Woman made Noel Clarke allegations after years of ‘guilt’, court told

By Nina Massey, PA Law Correspondent

A woman who told The Guardian that Noel Clarke allegedly groped her came forward after years of “guilt” over watching how he behaved with other women, the High Court has heard.

Gina Powell, who was part of Clarke’s production company Unstoppable between 2014 and 2017, alleges the actor groped her in an elevator, exposed himself to her in a car and brushed off concerns about his sexual behaviour towards other women.

She also told the court in London that the 49-year-old kept a hard drive of naked pictures of others.

Ms Powell is giving evidence in Clarke’s legal claim against Guardian News and Media (GNM).

He is suing the publisher of the Guardian over seven articles and a podcast, including an article in April 2021 that said 20 women who knew him professionally had come forward with allegations of misconduct.

Clarke denies the allegations, while GNM is defending its reporting as being both true and in the public interest.

 

He claims several people who have made allegations against him are part of a conspiracy to defame him.

On Wednesday, Philip Williams, for Clarke, asked Ms Powell if she had “supplied” an anonymous email address she set up to others, so they could make allegations against the Doctor Who star.

He said: “You were doing everything you could to get as many people as possible to come forward, and you embellished in the emails, didn’t you?”

Ms Powell denied this, adding: “I don’t remember sending specific email addresses. It wasn’t that I knew they had an axe to grind.

“As a woman you can tell when another woman is uncomfortable.

“And there were so many, many women throughout the years who were like that.

“I did not lead from the front – I said there are some women that I felt their uncomfortability.”

When asked if she was doing everything she could to bring Clarke down, Ms Powell replied: “I was not doing everything I could.

Noel Clarke in suit and tie, wearing sunglasses
Noel Clarke is suing the publisher of the Guardian.
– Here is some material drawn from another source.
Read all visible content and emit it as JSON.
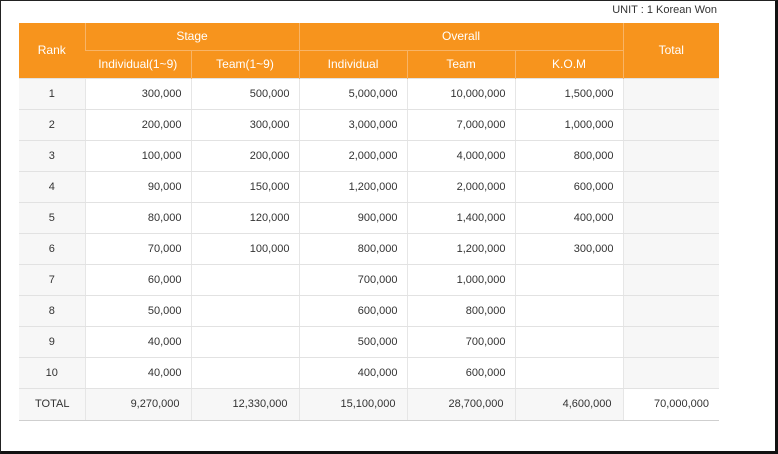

Photo: Lucy North/PA. Photo by Lucy North

“I was incredibly engrossed in my own grief and trauma at the time.

“It took a long time for me to be able to pull myself together to do anything.”

Ms Powell told the court she found the “strength” of her friend Johannah Whyte speaking out against Clarke “powerful” and it made her feel she had to put “action to words” and put her name “at the forefront to try and re-write some of the guilt that I had felt so much throughout the year”.

She added: “The guilt that I was complicit in seeing the things that Noel was doing – it was eating me up for many, many years.

“This was my way of saying ‘I am putting action behind my words’.”

Clarke denies the allegations, and in his witness statement he said: “Any explicit photographs in my possession were provided by the women in question consensually, and were kept privately and in confidence.”

In his written submissions, Mr Williams told the court Ms Powell is a “primary conspirator”.

He added: “Alongside other conspirators, Ms Powell also actively sought or encouraged a police investigation and/or criminal charges against the claimant on the basis of false allegations, thereby perverting the course of justice.

“Their goal in this common enterprise was to defame the claimant and cause him irreparable harm with regards to his reputation.”

The court also heard from Synne Seltveit, who met Clarke through her friend Ms Powell.

She alleges Clarke sent her an unsolicited picture of a penis, which she assumed was his.

In her witness statement, she said: “I was shocked that he sent this to me. I knew if I took a screenshot of the picture that he would know I had done it, as the app facilitated this, so I instinctively asked the friend I was with – who was just in the next room – to take a photo of the screen with her phone.”

Clarke denies the claim, saying in his witness statement that he did “not send her an unsolicited photograph of my penis”.

The hearing before Mrs Justice Steyn is due to conclude in April, with a decision expected in writing at a later date.